Lexicon students will spend their mornings honing ‘mastery-based core skills’, pursuing “self-generated goals” and “supporting each other to master foundational reading, writing, maths and foreign language skills”, a slide in an investor presentation states. In the afternoon, they will embark on ‘quests’, involving “real-world group and individual projects that integrate curriculum subjects”. Students “will be starting businesses, producing plays, publishing books, developing video games”, the presentation continues. Some extra-curricular activities like organised sports be outsourced, said Rogerson, to keep overheads – and in turn fees – at a minimum. Physical education, arts, and music classes will be carried out in-house.
The objective of Lexicon’s pedagogy, Rogerson explained, is to instil in students a genuine enjoyment of learning, while equipping them with “adaptable” skills that can be applied in any academic or career setting later in life.
Lexicon “won’t feel like a prep school”. Instead of quaint cottages in leafy surroundings, Lexicon’s leasehold schools with “open-plan learning labs” might utilise closed-down high street shops or vacant offices. “I want to be part of the solution to the crisis on the high street”, which has been decimated by the Covid-19 pandemic, said Rogerson.
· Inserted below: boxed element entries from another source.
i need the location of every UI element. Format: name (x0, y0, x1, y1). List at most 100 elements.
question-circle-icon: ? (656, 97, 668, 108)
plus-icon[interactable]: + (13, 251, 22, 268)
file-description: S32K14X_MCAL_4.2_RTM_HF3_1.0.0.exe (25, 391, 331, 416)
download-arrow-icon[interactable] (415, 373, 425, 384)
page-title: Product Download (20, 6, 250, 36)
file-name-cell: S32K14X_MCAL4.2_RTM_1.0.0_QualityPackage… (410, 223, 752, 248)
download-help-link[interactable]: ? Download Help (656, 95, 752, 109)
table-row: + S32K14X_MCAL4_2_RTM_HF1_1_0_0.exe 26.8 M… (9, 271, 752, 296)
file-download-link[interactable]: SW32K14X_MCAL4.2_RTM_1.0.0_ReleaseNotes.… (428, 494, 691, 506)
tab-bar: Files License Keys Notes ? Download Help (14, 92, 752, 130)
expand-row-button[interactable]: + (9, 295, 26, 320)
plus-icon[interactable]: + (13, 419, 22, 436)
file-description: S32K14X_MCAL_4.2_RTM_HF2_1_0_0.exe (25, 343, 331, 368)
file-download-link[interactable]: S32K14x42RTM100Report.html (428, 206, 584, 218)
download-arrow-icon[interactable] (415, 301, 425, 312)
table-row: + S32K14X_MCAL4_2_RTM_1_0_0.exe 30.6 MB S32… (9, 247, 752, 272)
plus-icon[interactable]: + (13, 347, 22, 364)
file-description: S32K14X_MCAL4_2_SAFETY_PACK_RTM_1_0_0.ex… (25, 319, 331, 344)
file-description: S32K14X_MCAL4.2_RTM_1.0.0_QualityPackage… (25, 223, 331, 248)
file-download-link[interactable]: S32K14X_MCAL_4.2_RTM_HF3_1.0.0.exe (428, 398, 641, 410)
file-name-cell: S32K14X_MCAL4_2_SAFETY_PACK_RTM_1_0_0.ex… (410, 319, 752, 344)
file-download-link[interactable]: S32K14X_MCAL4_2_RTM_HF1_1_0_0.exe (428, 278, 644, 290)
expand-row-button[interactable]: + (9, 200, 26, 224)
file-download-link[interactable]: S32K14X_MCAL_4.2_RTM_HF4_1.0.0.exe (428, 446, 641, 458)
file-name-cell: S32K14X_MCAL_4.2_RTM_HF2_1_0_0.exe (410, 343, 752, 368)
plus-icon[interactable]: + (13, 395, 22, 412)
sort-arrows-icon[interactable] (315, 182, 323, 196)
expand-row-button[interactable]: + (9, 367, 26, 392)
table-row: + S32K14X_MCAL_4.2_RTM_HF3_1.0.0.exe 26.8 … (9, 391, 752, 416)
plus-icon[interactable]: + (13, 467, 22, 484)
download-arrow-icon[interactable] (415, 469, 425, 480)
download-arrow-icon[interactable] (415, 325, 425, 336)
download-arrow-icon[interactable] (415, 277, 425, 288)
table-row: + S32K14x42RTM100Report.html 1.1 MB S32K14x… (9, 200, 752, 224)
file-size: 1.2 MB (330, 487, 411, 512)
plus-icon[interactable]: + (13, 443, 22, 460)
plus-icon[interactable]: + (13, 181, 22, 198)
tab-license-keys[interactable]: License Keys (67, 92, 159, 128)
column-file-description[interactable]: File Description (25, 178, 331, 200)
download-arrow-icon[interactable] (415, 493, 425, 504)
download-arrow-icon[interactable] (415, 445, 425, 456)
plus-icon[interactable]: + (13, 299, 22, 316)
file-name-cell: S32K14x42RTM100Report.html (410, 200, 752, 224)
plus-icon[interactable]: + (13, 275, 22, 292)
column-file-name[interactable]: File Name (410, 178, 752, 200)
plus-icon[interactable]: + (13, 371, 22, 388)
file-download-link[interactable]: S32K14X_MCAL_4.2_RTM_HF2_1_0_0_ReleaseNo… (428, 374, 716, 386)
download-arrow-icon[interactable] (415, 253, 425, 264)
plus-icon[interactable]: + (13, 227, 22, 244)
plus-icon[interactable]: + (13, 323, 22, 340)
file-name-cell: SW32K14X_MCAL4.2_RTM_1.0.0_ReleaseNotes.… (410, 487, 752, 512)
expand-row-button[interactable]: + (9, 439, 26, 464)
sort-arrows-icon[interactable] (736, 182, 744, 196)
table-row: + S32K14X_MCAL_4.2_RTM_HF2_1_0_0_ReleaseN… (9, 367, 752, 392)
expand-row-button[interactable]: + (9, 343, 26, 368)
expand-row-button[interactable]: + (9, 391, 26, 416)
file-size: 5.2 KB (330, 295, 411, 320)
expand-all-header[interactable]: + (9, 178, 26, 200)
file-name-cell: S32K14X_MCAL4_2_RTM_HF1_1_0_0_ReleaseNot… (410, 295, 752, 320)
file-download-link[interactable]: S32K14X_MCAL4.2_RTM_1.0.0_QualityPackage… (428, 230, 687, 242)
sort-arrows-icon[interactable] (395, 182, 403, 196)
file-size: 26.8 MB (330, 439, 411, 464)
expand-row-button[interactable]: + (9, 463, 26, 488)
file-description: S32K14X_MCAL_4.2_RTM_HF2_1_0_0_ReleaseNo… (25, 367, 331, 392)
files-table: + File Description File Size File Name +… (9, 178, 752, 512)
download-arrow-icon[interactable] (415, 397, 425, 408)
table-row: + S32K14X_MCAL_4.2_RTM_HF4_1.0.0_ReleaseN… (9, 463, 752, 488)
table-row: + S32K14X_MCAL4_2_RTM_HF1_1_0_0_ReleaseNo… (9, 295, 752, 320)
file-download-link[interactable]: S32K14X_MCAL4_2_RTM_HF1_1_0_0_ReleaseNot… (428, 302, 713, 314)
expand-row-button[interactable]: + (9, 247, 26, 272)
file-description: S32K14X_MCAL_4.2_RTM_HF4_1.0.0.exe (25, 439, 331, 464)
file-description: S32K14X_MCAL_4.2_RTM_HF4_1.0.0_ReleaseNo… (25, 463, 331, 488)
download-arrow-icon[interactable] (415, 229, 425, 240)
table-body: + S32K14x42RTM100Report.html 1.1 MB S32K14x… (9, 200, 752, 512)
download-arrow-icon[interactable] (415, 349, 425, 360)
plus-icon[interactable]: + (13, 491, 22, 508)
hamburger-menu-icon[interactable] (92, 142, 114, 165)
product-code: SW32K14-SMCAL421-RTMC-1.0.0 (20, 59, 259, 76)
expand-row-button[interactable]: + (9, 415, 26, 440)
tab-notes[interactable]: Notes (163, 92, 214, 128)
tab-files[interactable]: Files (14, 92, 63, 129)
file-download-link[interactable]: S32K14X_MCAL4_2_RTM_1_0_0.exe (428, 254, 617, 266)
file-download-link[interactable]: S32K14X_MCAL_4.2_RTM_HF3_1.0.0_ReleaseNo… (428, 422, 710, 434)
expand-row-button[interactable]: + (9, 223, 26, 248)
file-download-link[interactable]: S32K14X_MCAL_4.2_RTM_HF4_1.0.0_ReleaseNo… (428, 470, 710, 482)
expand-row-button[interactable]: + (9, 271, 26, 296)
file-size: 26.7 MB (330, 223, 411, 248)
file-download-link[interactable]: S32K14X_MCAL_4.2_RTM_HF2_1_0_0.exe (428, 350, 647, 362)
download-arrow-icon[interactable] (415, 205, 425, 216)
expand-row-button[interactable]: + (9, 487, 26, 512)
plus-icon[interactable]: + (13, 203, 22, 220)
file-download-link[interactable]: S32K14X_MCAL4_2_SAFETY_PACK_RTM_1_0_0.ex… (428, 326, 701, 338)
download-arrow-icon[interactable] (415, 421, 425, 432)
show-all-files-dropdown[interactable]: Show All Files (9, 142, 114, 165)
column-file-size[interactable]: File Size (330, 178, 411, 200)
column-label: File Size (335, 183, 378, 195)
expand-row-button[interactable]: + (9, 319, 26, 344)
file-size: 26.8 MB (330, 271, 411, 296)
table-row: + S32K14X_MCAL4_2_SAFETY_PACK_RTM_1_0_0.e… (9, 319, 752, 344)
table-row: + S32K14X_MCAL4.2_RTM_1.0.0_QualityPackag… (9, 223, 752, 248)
He sees an opportunity to onboard students “for whom traditional education” – of the private and maintained variety – “does not work”. Lexicon’s initial intake of students will likely come from the “top-20% and bottom-20%”, he said, referring to “high-functioning students who are bored of traditional schooling and those with mild special needs struggling to keep up”. Lexicon’s schools will also be a hit with the children of entrepreneurs, he reckons.
As far as Rogerson is aware, Lexicon will have “no direct competitors”. James Tooley, professor of educational entrepreneurship and policy at the University of Buckingham, in 2018 launched a “no frills, low-cost” private school in Durham charging £2,700 a year, with plans to expand across the country – but its pedagogy is vastly different to that of Lexicon.
Rogerson is unfazed by the turbulent operating conditions ushered in by the coronavirus crisis, which has already pressed more than 30 British private schools to the wall.
“We know there are people looking for educational solutions that sit between very expensive and free – those that can no longer afford the high prices, but don’t want a free education because they feel it has failed them. That’s where the opportunity lies. This is an untapped market into which we are stepping.”